The soil microbial biomass was assessed by PLFA analyses according to Schindlbacher et al. (2011). All measurements included a blank sample with the internal standard (peak 19:0, nonadecanoic fatty acid). The PLFA biomarkers including iso-, anteiso-(i13:0, i14:0, i15:0, a15:0, i16:0, i17:0 and a17:0) and 10Me-(10Me17:0 and 10Me18:0) branched PLFAs were attributed to Gram-positive bacteria (G+ bacteria) (Luo et al. 2022); monounsaturated and cyclopropyl PLFAs including 17:1ω8c, 18:1ω5c, 18:1ω7c, cy17:0 and cy19:0 were attributed to Gram-negative bacteria (G– bacteria) (Luo et al. 2022); and 16:1ω5c, 18:1ω9c and 18:3ω6c were used for fungi (Joergensen 2022; Willers et al. 2015). The PLFAs including 14:0, 16:0, 17:0, 18:0 and 20:0 were used as non-specific markers present in all microorganisms (Joergensen 2022). The sum of all selected PLFAs was used to characterize the total microbial biomass. The sum of G+ and G− bacterial PLFAs was used to characterize the bacterial biomass. The G+ : G– ratio and fungal : bacterial (F:B) ratio were separately calculated as the ratio of G+ PLFAs to G– PLFAs and the ratio of fungal PLFAs to bacterial PLFAs. The activities of three hydrolytic enzymes, including β-1,4-glucosidase (BG), β-1,4-N-acetyl-glucosaminidase (NAG), and acid phosphatase,  were measured following the methods in Jing et al. (2020). The net nitrification rate was assessed by quantifying changes in NO3- concentration before and after a 10-day aerobic incubation (Durán et al. 2014). Soil-water suspension (1:2.5 w/v) was used for pH determination.

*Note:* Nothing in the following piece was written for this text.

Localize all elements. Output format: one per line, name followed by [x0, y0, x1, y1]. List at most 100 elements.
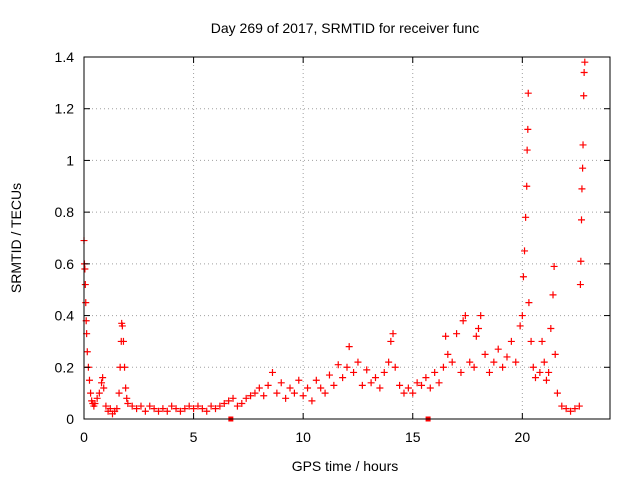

Experiment 4. Microbiota assembly in different sex plantations

In the beginning of August, 2020, soil samples were taken from the depths 0-20 cm, 20-40 cm and 40-60 cm to explore their chemical and microbial traits of different soil layers. Five plots (25 m × 15 m) were established in each plantation. In each plot, three soil samples were collected at each soil depth and pooled to form a composite sample. Five soil samples at each depth were also collected in the degraded area without any artificial management practices. A total of 45 samples were collected. After sampling, the soil samples were kept on ice before transportation to the laboratory, where a part was kept at -80 °C until DNA extraction and a part was air-dried for chemical analyses, including contents of soil organic matter (SOM), total nitrogen (TN), total phosphorus (TP) and available phosphorus (AP) contents. The remaining part of soil was kept at 4 °C to measure the contents of NH4+, NO3-, dissolved organic carbon (DOC), dissolved organic nitrogen (DON), microbial carbon biomass (MBC) and microbial nitrogen biomass (MBN). SOM was determined by the potassium dichromate external heating method. Soil AP was determined by the molybdenum-antimony colorimetric method after extraction with sodium bicarbonate (Guo et al. 2021). TN was measured by the Kjeldahl method and TP by Ultraviolet spectrophotometer. Fresh soil (10 g) was extracted with 2 M KCl, and the extractions were used to determine NH4+ and NO3- contents. The contents of DOC and DON were estimated according to Luo et al. (2022). MBC and MBN were determined by the chloroform fumigation extraction method (Vance et al. 1987).